Lt. Col. Eugene Taylor III, an assistant superintendent at the jail, told the Richmond Times Dispatch (http://bit.ly/1X2hyts) earlier this month that video images outside Jamycheal Mitchell's cell showed him receiving food through a slot in a door.
But when the newspaper sought a copy of the video, it was told it no longer exists.
Taylor said the system automatically records over existing video every 18 days. The video wasn't saved because it didn't show any type of criminality or negligence, Taylor said.
Mark Krudys, an attorney representing Mitchell's family, said it's inappropriate for jail officials to make that decision on their own.
"You have a death of a severely emaciated person who was mentally ill in his cell," Krudys said. "Those circumstances are highly unusual, and you would have thought they would have preserved anything and everything related to those circumstances, including the videotape."
Mitchell was found dead in his Portsmouth jail cell in August after losing so much weight his heart stopped. State investigators said Mitchell's name wasn't on a waiting list for a bed at a state mental hospital, even though a judge had ordered him to be sent there. He had been arrested for stealing $5 worth of snack food.

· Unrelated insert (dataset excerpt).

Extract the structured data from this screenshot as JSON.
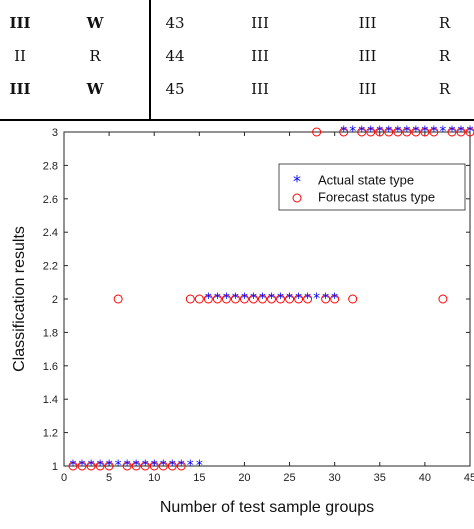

Taylor said he saw on the video that Mitchell received food through the door and empty trays were returned. The cameras didn't show whether or not Mitchell actually ate the food, Taylor said.
He said the jail only saves video when there's "something significant we need to review."
"If there's nothing on the video that's going to show any type of criminality or negligence, we're not going to maintain it," Taylor said.
Krudys said he had asked the jail in a letter 14 days after Mitchell's death to preserve all records, documents and videos regarding Mitchell. He said the video would presumably show how often Mitchell was checked on by medical staff and guards and how often his cell was cleaned.
"Were medical rounds being undertaken?" he said. "Were any medical staff going in to see him to take vital signs? Were social workers going in to see him? All of those types of things. How is he being treated?"
Taylor and the jail's internal investigators were the only ones who viewed the video. It was not seen by outside agencies like the Office of the Inspector General, which also conducted an investigation into Mitchell's death.